World

May 14, 2007

To "lessen the pain of the Iraqi people," Iran's government said itwill meet US negotiators for formal discussions in Baghdad. The timing and level of seniority of the Iranian delegation will be decided by week's end, the Foreign Ministry said. A spokeswoman for Vice President Cheney told reporters that "the conversation [will be] limited to Iraq issues at the ambassadorial level." Iran denies accusations by the Bush administration that it trains militants in Iraq and supplies them with weapons to kill American troops. Mid-level officials from both sides have met briefly on two occasions in recent months.

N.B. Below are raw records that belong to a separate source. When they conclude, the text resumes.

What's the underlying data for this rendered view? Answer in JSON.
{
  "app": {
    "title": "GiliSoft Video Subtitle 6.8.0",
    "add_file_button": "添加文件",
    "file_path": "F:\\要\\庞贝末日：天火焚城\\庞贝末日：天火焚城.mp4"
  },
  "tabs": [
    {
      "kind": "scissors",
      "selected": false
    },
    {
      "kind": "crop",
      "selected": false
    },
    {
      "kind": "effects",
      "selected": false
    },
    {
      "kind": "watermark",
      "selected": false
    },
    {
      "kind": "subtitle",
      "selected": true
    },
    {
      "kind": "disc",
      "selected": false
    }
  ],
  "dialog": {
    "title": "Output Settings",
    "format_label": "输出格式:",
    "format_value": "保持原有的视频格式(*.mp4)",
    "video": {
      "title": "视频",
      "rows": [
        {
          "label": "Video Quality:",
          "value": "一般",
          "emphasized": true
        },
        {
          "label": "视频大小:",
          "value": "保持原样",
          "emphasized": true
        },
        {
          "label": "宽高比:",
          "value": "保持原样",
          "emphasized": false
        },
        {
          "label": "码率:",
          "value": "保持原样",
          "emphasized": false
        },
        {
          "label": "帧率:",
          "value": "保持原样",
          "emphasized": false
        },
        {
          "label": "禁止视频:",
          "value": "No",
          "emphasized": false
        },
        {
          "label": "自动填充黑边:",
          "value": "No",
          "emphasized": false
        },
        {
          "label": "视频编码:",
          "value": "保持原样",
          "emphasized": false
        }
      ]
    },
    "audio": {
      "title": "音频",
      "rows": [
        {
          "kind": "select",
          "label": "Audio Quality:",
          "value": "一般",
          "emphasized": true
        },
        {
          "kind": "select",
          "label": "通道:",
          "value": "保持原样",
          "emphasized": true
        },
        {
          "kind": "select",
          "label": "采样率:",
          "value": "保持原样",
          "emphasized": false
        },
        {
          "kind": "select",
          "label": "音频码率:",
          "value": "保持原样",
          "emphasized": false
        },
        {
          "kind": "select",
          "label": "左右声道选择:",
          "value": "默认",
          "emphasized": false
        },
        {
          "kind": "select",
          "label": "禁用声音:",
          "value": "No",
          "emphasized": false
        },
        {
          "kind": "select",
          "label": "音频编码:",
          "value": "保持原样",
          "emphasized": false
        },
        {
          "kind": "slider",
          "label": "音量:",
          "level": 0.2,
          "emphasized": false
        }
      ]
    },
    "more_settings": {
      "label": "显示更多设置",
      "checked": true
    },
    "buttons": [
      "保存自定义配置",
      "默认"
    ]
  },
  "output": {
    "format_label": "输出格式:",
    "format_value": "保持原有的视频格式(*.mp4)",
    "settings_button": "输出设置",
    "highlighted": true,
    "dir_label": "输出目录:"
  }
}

By car, bus, and even ferries, an estimated 1.5 million people streamed into Izmir, Turkey, Sunday to demand that their country remain secular. The rally was the fourth of its type in a month, and organizers said they hoped it would unite opposition against the Islamist-based government of the Justice and Development Party before Turks vote for a new president July 22.

A UN-sponsored march against child hunger was canceled at the last minute by police in Beijing Sunday when more than double the expected number of participants showed up.Organizers said they were told "there are too many people interested" in it. A day earlier, a giant portrait of Mao Zedong, the father of China's communist revolution, was defaced in Beijing's Tiananmen Square by a man who threw a burning object at it. He was arrested, and a new security clampdown was ordered.

The communist regime in North Korea fired Premier Pak Pong Ju for suggesting an incentive-based system of paying workers, a published report said. The North's official news agency reported last month that Pak had been replaced but did not say why. Sunday's report in a Japanese newspaper said other senior officials blasted the proposal as too expensive and "too similar to US-style capitalism."

Taking another step in its participation in Northern Ireland's new power-sharing government, Sinn Fein confirmed Sunday that it is placing three members on the provincial policing board it previously refused to support.The board is part of a strategy to reform the mostly Protestant police force. Joining it was a key condition of Northern Ireland's dominant Protestant party to agree to cooperate with Sinn Fein in a self-rule government.

Calling the authoritarian president of Zimbabwe "a grubby dictator," Australian Prime Minister John Howard banned the national cricket team from touring the troubled African country in September. Howard argued that Australia's participation would be an enormous propaganda boost to the [Robert] Mugabe regime." Cricket officials said they'd explore the feasibility of playing Zimbabwe at a neutral site, perhaps South Africa. A spokesman for Zimbabwe's Embassy in Australia said Howard should "take [his] politics somewhere else."

The fate of newly elected speaker Tomislav Nikolic hung in the balance Sunday as Serbia's parliament debated replacing him, and legislators from his Radical Party were trying to stall a vote on the matter. Nikolic, an ultranationalist and ally of the late hard-line President Slobodan Milosevic, would have been the third most powerful man in government. But his removal became a condition of the new coalition partnership formed Friday by pro-Western forces and the moderate nationalists of caretaker Prime Minister Vojislav Kostunica.

Despite a generally favorable evaluation from international monitors, Armenia's election for a new parliament Sunday was riddled with "mass violations," opposition parties said. They rejected the outcome and said protests would begin immediately. The Central Elections Commission put the Republican Party of Prime Minister Serge Sarkisian in the lead with 33 percent of the vote. On the whole, the Organization for Security and Cooperation in Europe said, the election was fairer than the last one, in 2003.